Manon Rheaume took part in an NHL exhibition game in 1992 with the Tampa Bay Lightning before playing 24 games with eight different men’s teams over a five year span.
Hayley Wickenheiser of Shaunavon also spent time on a men’s team. Wickenheiser picked up two goals and five assists in 43 games with HCK Salamat and Linden Hockey in Finland, while American defence(wo)man Angela Ruggiero played on game with the CHL’s Tulsa Oilers where she picked up an assist.
Current Swiss goaltender (and beauty) Florence Schelling also plays on a men’s team. Schelling is currently the starting goalie for the Switzerland league three team EHC Bulach.
Actually, Schelling has been the European Rheaume/Szabados in that she is constantly setting the mark for females in hockey across the pond.
Schelling has been the first female starting goalie in Swiss pro hockey. She played for the Zurich Lions Men’s U20 (Junior) team from 2003-2008 and became the first woman to dress in an NLB exhibition game (NLB being the Swiss AHL to the NLA).

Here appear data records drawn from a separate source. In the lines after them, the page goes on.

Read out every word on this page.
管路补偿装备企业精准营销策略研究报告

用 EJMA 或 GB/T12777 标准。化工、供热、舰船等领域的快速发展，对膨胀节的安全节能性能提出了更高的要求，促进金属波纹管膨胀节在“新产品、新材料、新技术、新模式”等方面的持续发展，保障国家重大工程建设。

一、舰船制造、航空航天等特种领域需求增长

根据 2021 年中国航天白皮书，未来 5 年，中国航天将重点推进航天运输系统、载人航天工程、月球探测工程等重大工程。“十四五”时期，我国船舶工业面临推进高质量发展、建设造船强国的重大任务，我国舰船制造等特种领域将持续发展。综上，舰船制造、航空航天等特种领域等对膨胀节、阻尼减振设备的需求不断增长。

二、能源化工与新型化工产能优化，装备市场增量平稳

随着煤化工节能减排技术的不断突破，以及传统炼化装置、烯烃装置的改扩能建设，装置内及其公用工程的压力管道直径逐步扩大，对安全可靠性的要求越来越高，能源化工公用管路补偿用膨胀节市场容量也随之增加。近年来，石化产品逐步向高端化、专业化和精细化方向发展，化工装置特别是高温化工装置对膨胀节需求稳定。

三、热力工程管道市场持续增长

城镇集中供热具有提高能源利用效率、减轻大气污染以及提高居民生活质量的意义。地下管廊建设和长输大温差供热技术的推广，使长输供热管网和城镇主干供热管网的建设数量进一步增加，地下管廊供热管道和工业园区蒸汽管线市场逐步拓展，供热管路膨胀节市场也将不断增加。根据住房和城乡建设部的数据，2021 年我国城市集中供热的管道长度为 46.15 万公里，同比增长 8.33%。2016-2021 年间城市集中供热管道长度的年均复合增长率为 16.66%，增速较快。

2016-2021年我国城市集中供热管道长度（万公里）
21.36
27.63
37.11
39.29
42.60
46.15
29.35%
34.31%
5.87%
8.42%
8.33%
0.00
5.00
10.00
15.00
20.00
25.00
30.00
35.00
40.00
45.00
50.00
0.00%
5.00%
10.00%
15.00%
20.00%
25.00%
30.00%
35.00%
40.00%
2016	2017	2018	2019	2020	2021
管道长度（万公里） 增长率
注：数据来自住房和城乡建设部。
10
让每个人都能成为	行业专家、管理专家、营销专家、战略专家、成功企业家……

And get this, no men who play on the same team as either Szabados or Schelling care about the fact that they are women. If they can help the team win, Schelling helped get EHC Bulach into the playoffs while Szabados joins Columbus for its playoff run, the players really couldn’t care less as to if the goalie is male or female (goalies are generally different anyway).
However the path that those two are forging for other women is great.
Let’s just hope that other sports will take notice of hockey’s extention of the olive branch and follow suit.